Steve Westcott is Walking Across St. Louis, and America, With a Goat

Jun 10, 2014 at 6:00 am
Steve Westcott and LeeRoy Brown. - Courtesy of Needle2Square
Steve Westcott and LeeRoy Brown.

Steve Westcott gets asked about his goat a lot.

After two years walking across the country with trusty LeeRoy Brown the goat by his side, Westcott has come up with a few comparisons to offer the curious: A goat is like a toddler in a shopping mall, because it walks so slowly. It's like a good girlfriend, because it keeps him company but doesn't complain.

But most of all, it's like a pack mule, because it carries Westcott's gear as he travels by foot from the Space Needle in Seattle to Times Square in New York.

"The Internet said goats are a pack animal, but what they don't tell you is that they are really slow," Westcott tells Daily RFT. And the more gear LeeRoy Brown carries, the slower it goes -- especially when everyone they walk past wants to chat about his goat. "I'm packing for him now. That's what's happening."

See also: St. Louis Artist Takes World-Record Unicycle Ride Across Central America, U.S., Canada

Westcott and his horned sidekick are two years into a cross-country walk designed to raise awareness and funds for the orphanage he wants to build in the slums of Nairobi, a goal a friend suggested after a year on missionary work in Kenya, where orphans as young as five years old are already using drugs "just to kill the pain and the hunger pains and to stay warm at night," Westcott says.

click to enlarge Steve Westcott is Walking Across St. Louis, and America, With a Goat
Courtesy of Needle2Square

The organization, called Uzima Outreach and Intervention, helps drug addicts in Kenya, and Westcott wants to raise $200,000 to build a children's home for the group on his cross-country hike. So far, after two years of walking, he's raised less than $30,000.

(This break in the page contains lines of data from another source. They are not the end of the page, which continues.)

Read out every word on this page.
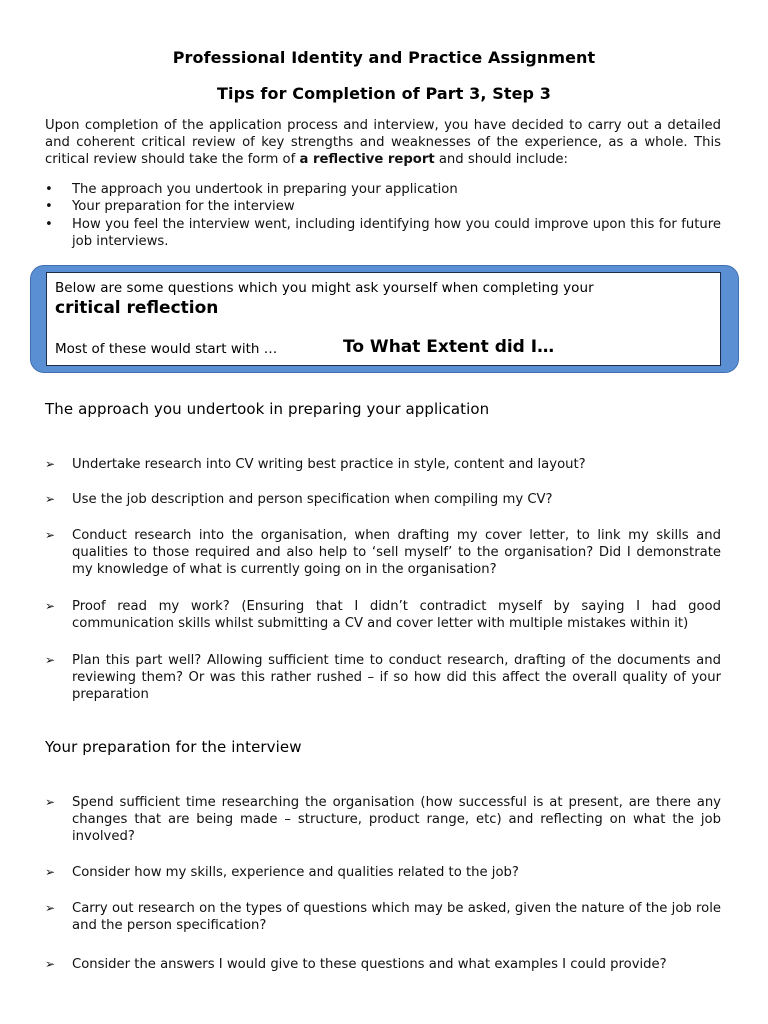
Professional Identity and Practice Assignment
Tips for Completion of Part 3, Step 3
Upon completion of the application process and interview, you have decided to carry out a detailed and coherent critical review of key strengths and weaknesses of the experience, as a whole. This critical review should take the form of a reflective report and should include:
• The approach you undertook in preparing your application
• Your preparation for the interview
• How you feel the interview went, including identifying how you could improve upon this for future job interviews.
Below are some questions which you might ask yourself when completing your
critical reflection
Most of these would start with …	To What Extent did I…
The approach you undertook in preparing your application
➢ Undertake research into CV writing best practice in style, content and layout?
➢ Use the job description and person specification when compiling my CV?
➢ Conduct research into the organisation, when drafting my cover letter, to link my skills and qualities to those required and also help to ‘sell myself’ to the organisation? Did I demonstrate my knowledge of what is currently going on in the organisation?
➢ Proof read my work? (Ensuring that I didn’t contradict myself by saying I had good communication skills whilst submitting a CV and cover letter with multiple mistakes within it)
➢ Plan this part well? Allowing sufficient time to conduct research, drafting of the documents and reviewing them? Or was this rather rushed – if so how did this affect the overall quality of your preparation
Your preparation for the interview
➢ Spend sufficient time researching the organisation (how successful is at present, are there any changes that are being made – structure, product range, etc) and reflecting on what the job involved?
➢ Consider how my skills, experience and qualities related to the job?
➢ Carry out research on the types of questions which may be asked, given the nature of the job role and the person specification?
➢ Consider the answers I would give to these questions and what examples I could provide?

But raising $170,000 more doesn't seem to worry Westcott. After just a few minutes chatting with him, it's clear there's a larger force at work in Westcott's mission.

"We do the work, but God does the miracle," says Westcott, an evangelical Christian. "There's no way a guy with a goat can raise $200,000 to buy land in Africa. It's not cool enough, it's not hip enough, it's not special enough. There has to be a miracle."

Westcott finds small miracles on his journey. Monday, a stranger gave him $10 to buy lunch at Five Guys Burgers and Fries in St. Louis. Other strangers offer to house him for a night and drive him back to his walking path. Staff at the bar Fallon's Bar and Grill in Olivette ran into Westcott at a copy center and offered to host a fundraiser for him.

"Stuff like that is what keeps me going because I ran out of money a long time ago," Westcott says.

Even when (if?) Westcott reaches his goal, he says he's not ready to stop living his transient lifestyle.

"I can't go back to living the American dream, I can't go back to living for myself," he says. "It has to be God that gets the glory, not me. It's God's party. I just want to be invited."

Fallon's Bar and Grill in Olivette will donate 15 percent of sales to Westcott's cause on Friday, June 13. Westcott says he'll be at the restaurant starting at 4:30 p.m.